Research Day Blog

Keeping track of my research day activities!

December 18, 2019

I’m looking forward to being a reviewer for Against the Grain, and have finally received my first book in the mail!

Without spoiling the review, I’m enjoying the book overall, and have found it to be insightful when considering larger questions around professionalization, working conditions, and my very recent past as an LIS student.

November 1, 2019

Rachel and I continued to work away preparing for PyCon Canada. I really should have kept better notes, but the day just flew by. I was so excited – and nervous – for PyCon Canada that I really didn’t have time to relax until after it was all done. That said, I’m looking forward to coming back to the linked data work we were doing, but starting from scractch and creating the dataset ourselves.

Because PyCon Canada fell on a weekend I didn’t take any research days for it. However, I thought I’d include it in this post because it was what Rachel and I were working towards. At PyCon, I mostly attended sessions in the PyData track, and had the opportunity to meet a lot of people who were not librarians, which I always find to be a rich way to spend my time. I worry often that as librarians we often make things harder for ourselves than they have to be, when people in other disciplines and professions are doing similar work, but we just don’t know about it.

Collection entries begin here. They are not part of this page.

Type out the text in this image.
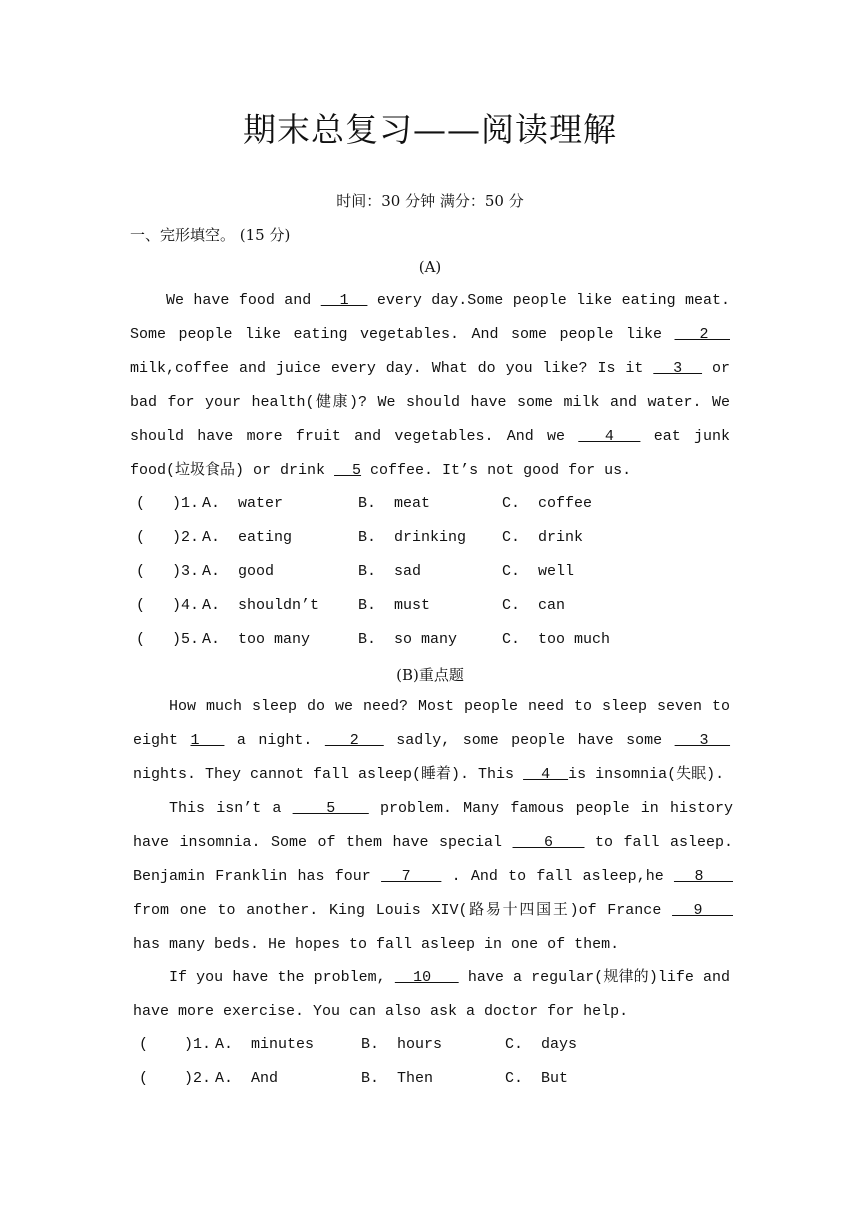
期末总复习——阅读理解
时间：30 分钟 满分：50 分
一、完形填空。 (15 分)
(A)
We have food and   1   every day.Some people like eating meat. Some people like eating vegetables. And some people like   2   milk,coffee and juice every day. What do you like? Is it   3   or bad for your health(健康)? We should have some milk and water. We should have more fruit and vegetables. And we   4   eat junk food(垃圾食品) or drink   5 coffee. It’s not good for us.
(   )1. A.  water	B.  meat	C.  coffee
(   )2. A.  eating	B.  drinking C.  drink
(   )3. A.  good	B.  sad	C.  well
(   )4. A.  shouldn’t	B.  must	C.  can
(   )5. A.  too many	B.  so many	C.  too much
(B)重点题
How much sleep do we need? Most people need to sleep seven to eight 1   a night.   2   sadly, some people have some   3   nights. They cannot fall asleep(睡着). This   4  is insomnia(失眠).
This isn’t a    5    problem. Many famous people in history have insomnia. Some of them have special    6    to fall asleep. Benjamin Franklin has four   7    . And to fall asleep,he   8    from one to another. King Louis XIV(路易十四国王)of France   9    has many beds. He hopes to fall asleep in one of them.
If you have the problem,   10    have a regular(规律的)life and have more exercise. You can also ask a doctor for help.
(    )1. A.  minutes	B.  hours	C.  days
(    )2. A.  And	B.  Then	C.  But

I enjoyed learning about word2vec, in a presentation given by Roberto Rocha (a data journalist at CBC). Word2vec is used to determine document similarity, and in this case was presented in 3D through tensor. Leaving the session I couldn’t help but think of the interesting potential word2vec presents, maybe analyzing online reference questions…

Another thing that I enjoyed learning about, which was presented in the lightning talks, is gazpacho. Gazpacho is meant to be a simpler, easier-to-use replacement for (most) things that are currently done with beautifulsoup.

I also was grateful for the knowledge shared by Niharika Krishnan (Understanding Autistic Children Using Python), Stephen Childs (Data Viz with Altair), Serena Peruzzo (Data Cleaning), Jill Cates (Algorithmic Bias), Manav Mehra (Growing Plants with Python), Cesar Osario (Voice recognition using python and deep learning), Anuj Menta, and Josh Reed (Putting your data in a box). In addition, the conversations and connections I made with other people who are interested in tech and libraries was so valuable!


October 16, 2019

In preparation for a talk that Rachel Wang and I will be giving at Pycon Canada on November 17, 2019, I took my second research day. We’ll be presenting on gathering insights from linked data, using RDFlib and SPARQL queries.

What did we get up to?

  1. Explored some graphing databases – Neo4j and GraphDB. While both had great user interfaces, we decided to focus our efforts on GraphDB because it works well with RDF, and therefore RDFlib, whereas Neo4j uses Labelled Property Graphs. More information on this difference can be found on the Neo4j blog. GraphDB also has a tabular data to RDF loader, which is built off of OpenRefine, a tool we’re both already familiar with and hope to use more (there will be more on that later!).
  2. Explored loading data into GraphDB both through the RDF options and Tabular (OntoRefine) option. The Ontorefine option kept giving us problems – no matter the size of the file, it seemed to continue to load forever, or error out. This was frustrating because it was even the sample file provided by GraphDB to test this type of load.
  3. Developed SPARQL queries.

Below is a screenshot of the GraphDB interface with our sample wine dataset we were testing on.

July 30, 2019

For my first-ever research day, I decided to focus on skills that would be directly applicable in my current role. It wasn’t hard to decide that it would be invaluable to focus on developing skills with the system API that I work with nearly daily, but that I lack experience with, and a conceptual understanding of. I worked my way through the training manual, though I’m certainly left with some lingering questions. For example, some of the arguments seem not to be present in the manual, and some thoughts about constructing scripts using a combination of unix commands and local tools need some clarification.

Some of the things I learnt during my research day were:

  • the way our databases are structured and which keys are used where
  • server configuration (specifically, what does this Unicorn directory I keep using mean)
  • what are Unix commands and the Bourne and Bash shells?

I now feel like I have a better basic understanding of how the API functions and which tools to use for which types of problems. However, I wish I would have a better understanding of exactly how to write some of the commands, because I have a sneaking feeling that many options were missing in the training manual. I think this because there are some scripts that I use, which were created before my time, that have inputs or outputs not defined in the manual. When I get back to work I’ll see if I can find the definitions in the API using another shortcut I learnt about “-x” to list tool, input and output options, and if not I’ll ask my supervisor for assistance.

All of this was made even better by the view! I took the opportunity to work at one of my local public libraries – the Hillsburgh Public Library. Recently opened as architecturally part heritage house, the library is on the water and has an exceptional view and beautiful collection, and the commute was 10 minutes instead of approximately 2 hours.